Les variables sont aussi utiles pour décomposer un calcul complexe. Plutôt que d'imbriquer 5 fonctions dans une seule expression, on peut stocker les résultats intermédiaires. C'est plus lisible et plus facile à déboguer.
Enfin, en contexte d'entretien, savoir utiliser des variables montre qu'on pense au-delà de la requête unique. Cela témoigne d'une vision de scripting et d'automatisation, compétence très recherchée chez un data analyst ou un data engineer.
DECLARE et SET : la syntaxe de base en T-SQL
SQL Server (T-SQL) est souvent le premier dialecte où l'on rencontre les variables. La déclaration commence par DECLARE, suivi du nom de la variable (préfixé par @) et de son type.
DECLARE @seuil_ca INT;
SET @seuil_ca = 10000;
SELECT client_id, total_ca
FROM commandes
WHERE total_ca > @seuil_ca;
La variable @seuil_ca est déclarée avec le type INT, puis initialisée à 10000. La requête finale l'utilise comme n'importe quelle valeur littérale. Si demain le seuil passe à 15000, on modifie uniquement la ligne SET.
On peut aussi initialiser directement dans DECLARE :
DECLARE @seuil_ca INT = 10000;
C'est plus concis et préférable quand la valeur est connue d'emblée.
Affecter une valeur via SELECT
SET affecte une valeur scalaire fixe. Mais si on veut affecter le résultat d'une requête, on utilise SELECT :
DECLARE @nb_clients INT;
SELECT @nb_clients = COUNT(*) FROM clients WHERE actif = 1;
PRINT 'Clients actifs : ' + CAST(@nb_clients AS VARCHAR);
⚠️ Attention
Si la requête `SELECT` retourne plusieurs lignes, la variable ne retiendra que la dernière valeur assignée — sans erreur. Ce comportement silencieux est une source classique de bugs difficiles à détecter.

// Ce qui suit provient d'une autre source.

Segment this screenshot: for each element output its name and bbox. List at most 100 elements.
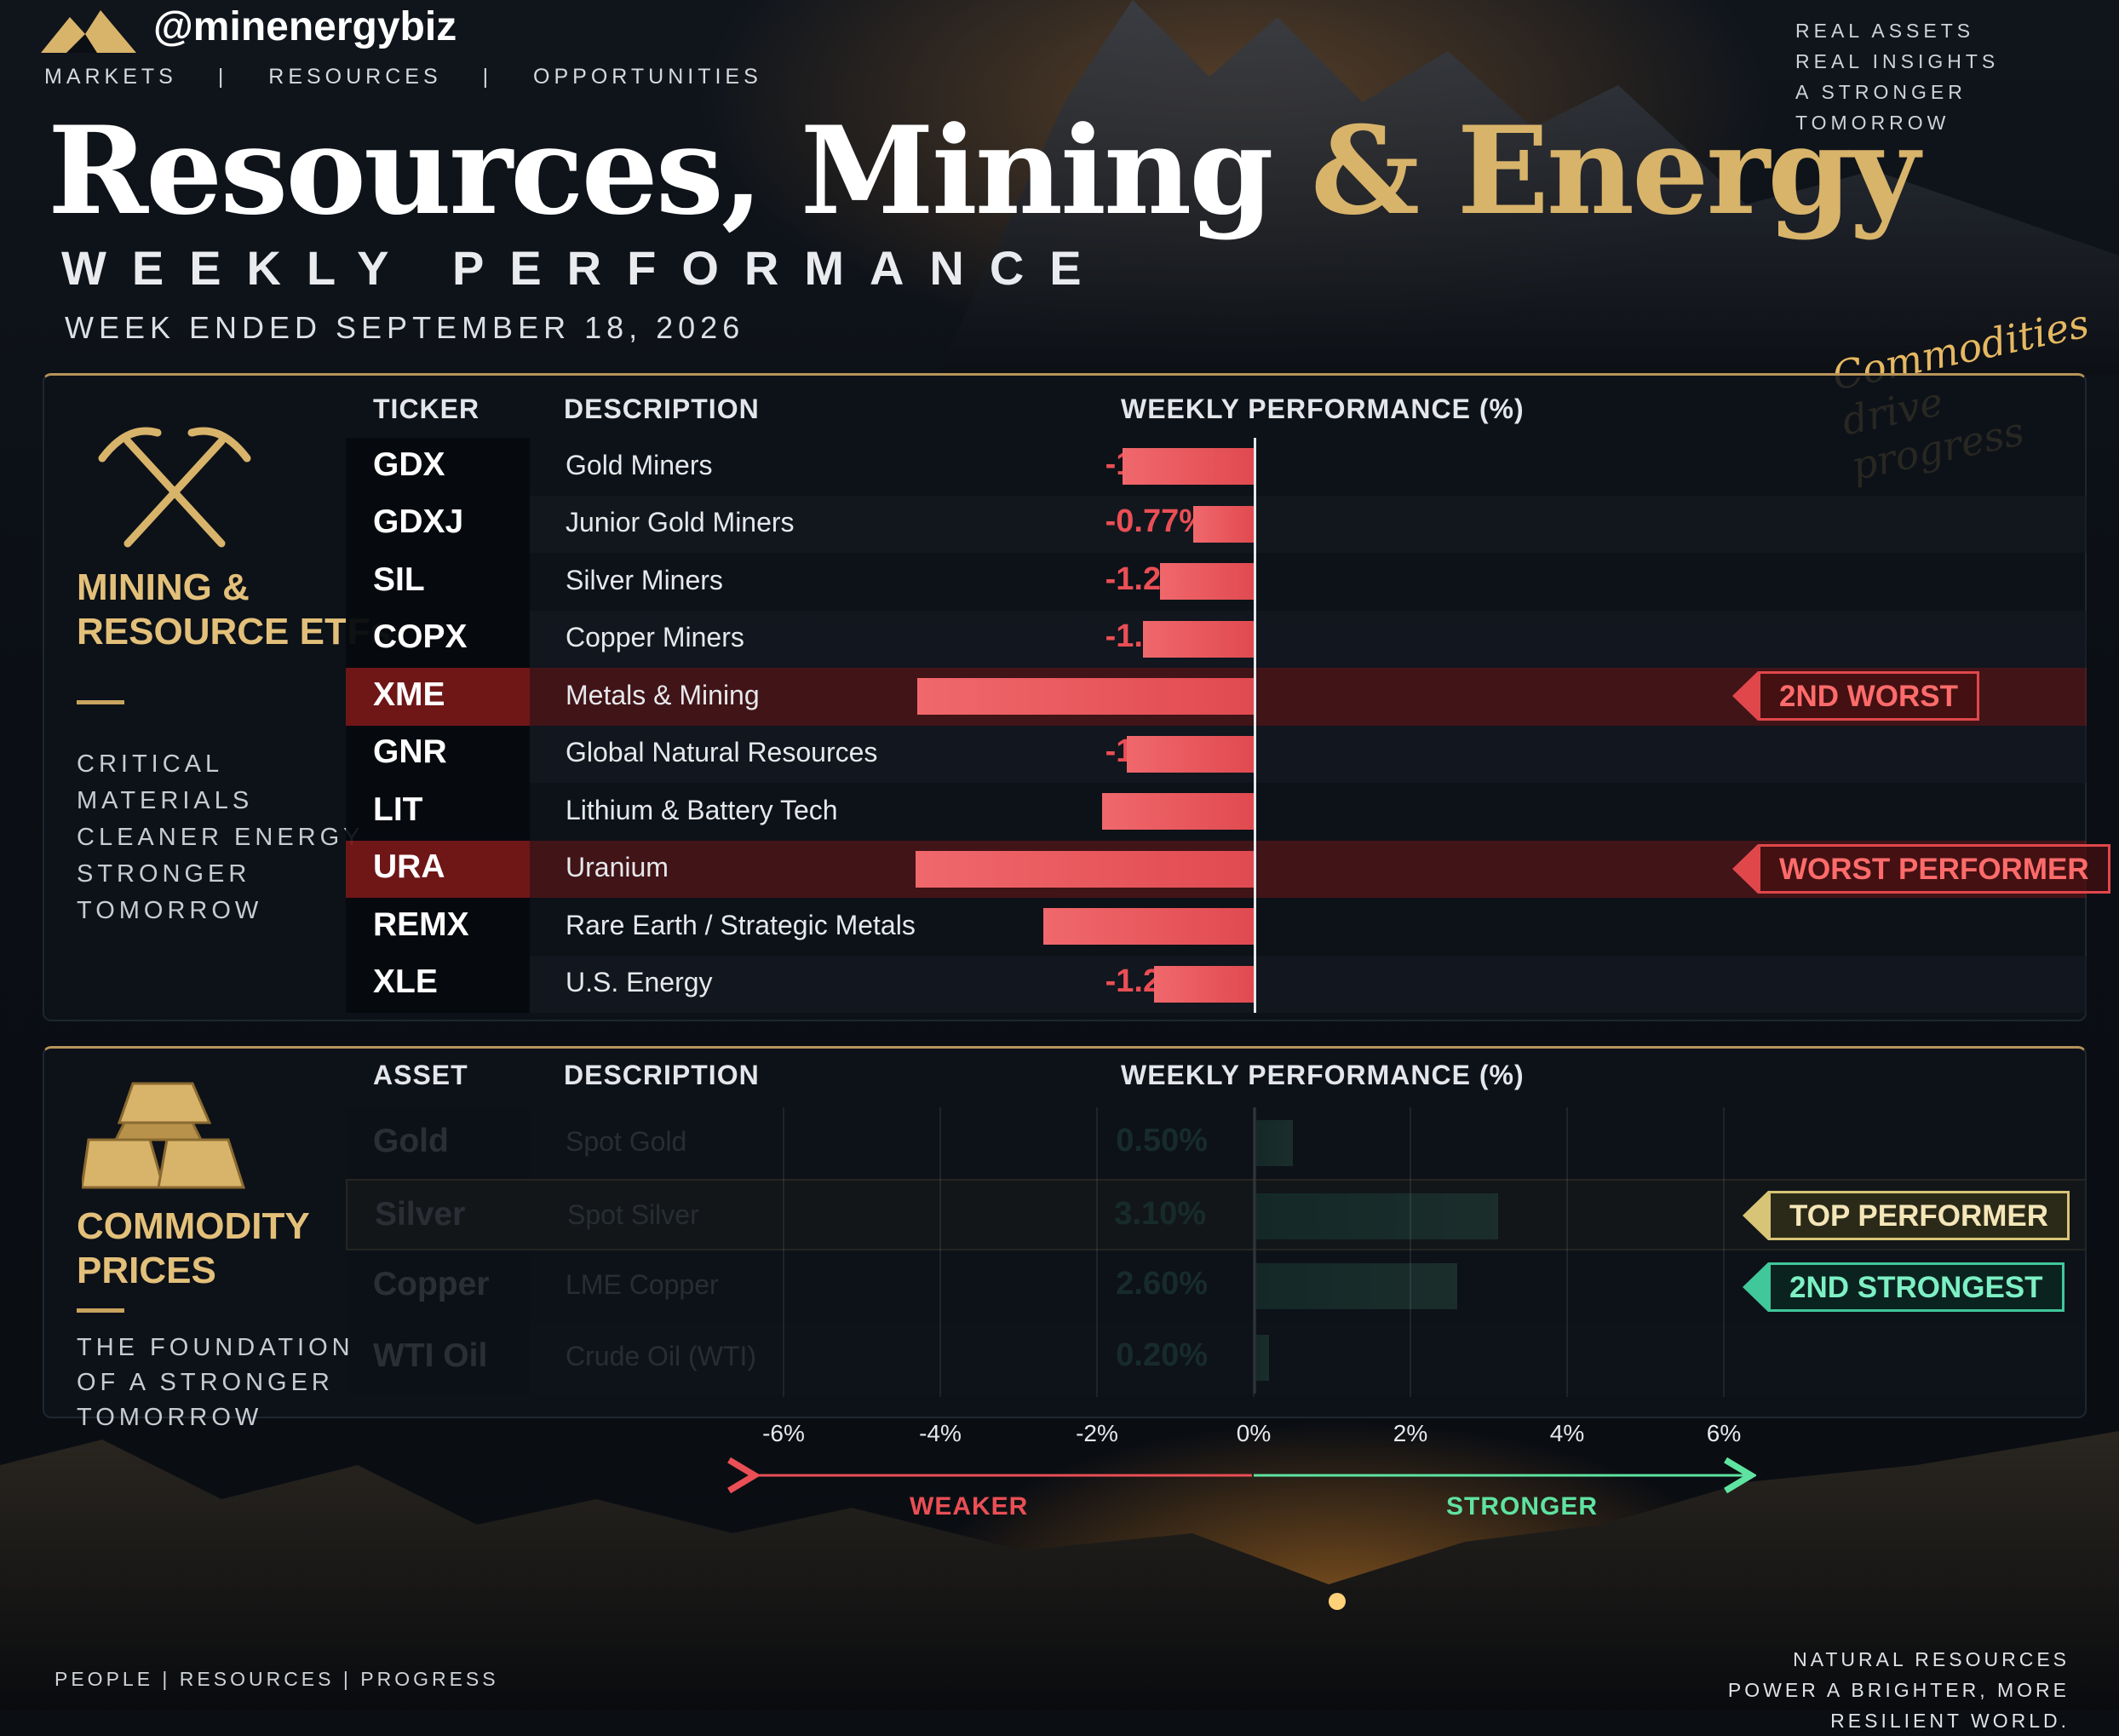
ticker-cell xyxy=(346,955,530,1013)
table-row[interactable]: SIL Silver Miners -1.20% xyxy=(346,553,2087,611)
side-text-line: THE FOUNDATION xyxy=(77,1334,354,1361)
etf-title-line: RESOURCE ETFs xyxy=(77,611,392,652)
ticker-label: SIL xyxy=(373,560,425,598)
col-header-asset: ASSET xyxy=(373,1060,468,1090)
tagline: REAL ASSETS REAL INSIGHTS A STRONGER TOM… xyxy=(1795,15,2085,138)
side-text-line: TOMORROW xyxy=(77,1404,263,1431)
ticker-cell xyxy=(346,610,530,668)
commodity-side-text: THE FOUNDATION OF A STRONGER TOMORROW xyxy=(77,1331,354,1435)
footer-line: NATURAL RESOURCES xyxy=(1793,1648,2070,1670)
description-label: Global Natural Resources xyxy=(566,737,878,768)
bar xyxy=(1193,505,1254,543)
bar xyxy=(1101,793,1254,831)
stronger-label: STRONGER xyxy=(1446,1492,1599,1520)
nav-divider: | xyxy=(482,65,493,89)
ticker-label: LIT xyxy=(373,790,423,828)
etf-side-text: CRITICAL MATERIALS CLEANER ENERGY STRONG… xyxy=(77,746,365,929)
side-text-line: OF A STRONGER xyxy=(77,1369,334,1396)
nav-opportunities: OPPORTUNITIES xyxy=(533,65,762,89)
value-label: -0.77% xyxy=(1105,503,1208,540)
week-date: WEEK ENDED SEPTEMBER 18, 2026 xyxy=(65,310,745,345)
table-row[interactable]: GDXJ Junior Gold Miners -0.77% xyxy=(346,495,2087,553)
callout-pointer-icon xyxy=(1732,671,1758,721)
ticker-label: XME xyxy=(373,675,445,713)
col-header-description: DESCRIPTION xyxy=(564,1060,760,1090)
description-label: Copper Miners xyxy=(566,622,744,653)
tagline-line: REAL INSIGHTS xyxy=(1795,50,2000,72)
ticker-cell xyxy=(346,553,530,611)
description-label: Uranium xyxy=(566,852,669,883)
bar xyxy=(1126,735,1254,773)
ticker-label: REMX xyxy=(373,905,469,943)
callout-pointer-icon xyxy=(1743,1262,1768,1312)
side-text-line: CRITICAL xyxy=(77,750,224,778)
description-label: Rare Earth / Strategic Metals xyxy=(566,909,916,940)
tagline-line: A STRONGER TOMORROW xyxy=(1795,81,1967,134)
nav-resources: RESOURCES xyxy=(268,65,442,89)
divider xyxy=(77,1308,124,1313)
side-text-line: MATERIALS xyxy=(77,787,254,814)
bar xyxy=(1043,908,1254,946)
commodity-title-line: COMMODITY xyxy=(77,1205,310,1247)
title-main: Resources, Mining xyxy=(48,101,1274,242)
commodity-side-title: COMMODITY PRICES xyxy=(77,1204,310,1293)
bar xyxy=(915,850,1254,888)
pickaxes-icon xyxy=(98,427,251,548)
side-text-line: STRONGER xyxy=(77,860,251,888)
description-label: Junior Gold Miners xyxy=(566,507,795,538)
bar xyxy=(917,678,1254,716)
ticker-cell xyxy=(346,898,530,956)
bar xyxy=(1154,965,1254,1003)
bar xyxy=(1123,448,1254,486)
footer-left: PEOPLE | RESOURCES | PROGRESS xyxy=(55,1668,499,1690)
description-label: Lithium & Battery Tech xyxy=(566,794,838,825)
callout-pointer-icon xyxy=(1743,1191,1768,1240)
weaker-label: WEAKER xyxy=(910,1492,1029,1520)
mountain-logo-icon xyxy=(41,10,136,53)
col-header-performance: WEEKLY PERFORMANCE (%) xyxy=(1121,394,1525,424)
bar xyxy=(1159,563,1254,601)
col-header-ticker: TICKER xyxy=(373,394,480,424)
col-header-description: DESCRIPTION xyxy=(564,394,760,424)
description-label: Silver Miners xyxy=(566,564,723,595)
nav-divider: | xyxy=(217,65,228,89)
description-label: Gold Miners xyxy=(566,449,713,480)
ticker-label: GDX xyxy=(373,445,445,483)
ticker-cell xyxy=(346,725,530,783)
ticker-label: XLE xyxy=(373,963,438,1001)
side-text-line: TOMORROW xyxy=(77,897,263,924)
ticker-label: URA xyxy=(373,848,445,886)
brand-handle[interactable]: @minenergybiz xyxy=(153,4,457,49)
gold-bars-icon xyxy=(82,1082,246,1189)
description-label: U.S. Energy xyxy=(566,967,713,998)
title-accent: & Energy xyxy=(1310,101,1920,242)
ticker-cell xyxy=(346,668,530,726)
callout-badge: 2ND WORST xyxy=(1758,671,1979,721)
side-text-line: CLEANER ENERGY xyxy=(77,824,365,851)
etf-title-line: MINING & xyxy=(77,566,250,608)
ticker-label: GNR xyxy=(373,733,447,771)
commodity-title-line: PRICES xyxy=(77,1250,216,1291)
etf-side-title: MINING & RESOURCE ETFs xyxy=(77,566,391,654)
col-header-performance: WEEKLY PERFORMANCE (%) xyxy=(1121,1060,1525,1090)
footer-line: POWER A BRIGHTER, MORE RESILIENT WORLD. xyxy=(1727,1679,2070,1732)
page-title: Resources, Mining & Energy xyxy=(48,101,1920,242)
footer-right: NATURAL RESOURCES POWER A BRIGHTER, MORE… xyxy=(1593,1644,2070,1736)
nav-markets: MARKETS xyxy=(44,65,177,89)
divider xyxy=(77,700,124,704)
zero-line xyxy=(1254,438,1256,1013)
callout-pointer-icon xyxy=(1732,843,1758,894)
ticker-cell xyxy=(346,783,530,841)
brand-nav: MARKETS | RESOURCES | OPPORTUNITIES xyxy=(44,65,762,89)
ticker-cell xyxy=(346,840,530,898)
ticker-cell xyxy=(346,495,530,553)
tagline-line: REAL ASSETS xyxy=(1795,20,1975,42)
ticker-cell xyxy=(346,438,530,496)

Les variables en MySQL : une syntaxe différente
MySQL distingue deux types de variables : les variables locales (dans les procédures stockées) et les variables utilisateur (préfixées par @ sans DECLARE).
Variables utilisateur (session)
SET @seuil = 500;
SELECT produit_id, ventes
FROM stats_ventes
WHERE ventes > @seuil;
Ces variables persistent pour toute la session MySQL. Pas besoin de DECLARE. Elles sont pratiques pour des scripts rapides, mais attention : leur portée globale à la session peut créer des effets de bord si on ne les réinitialise pas.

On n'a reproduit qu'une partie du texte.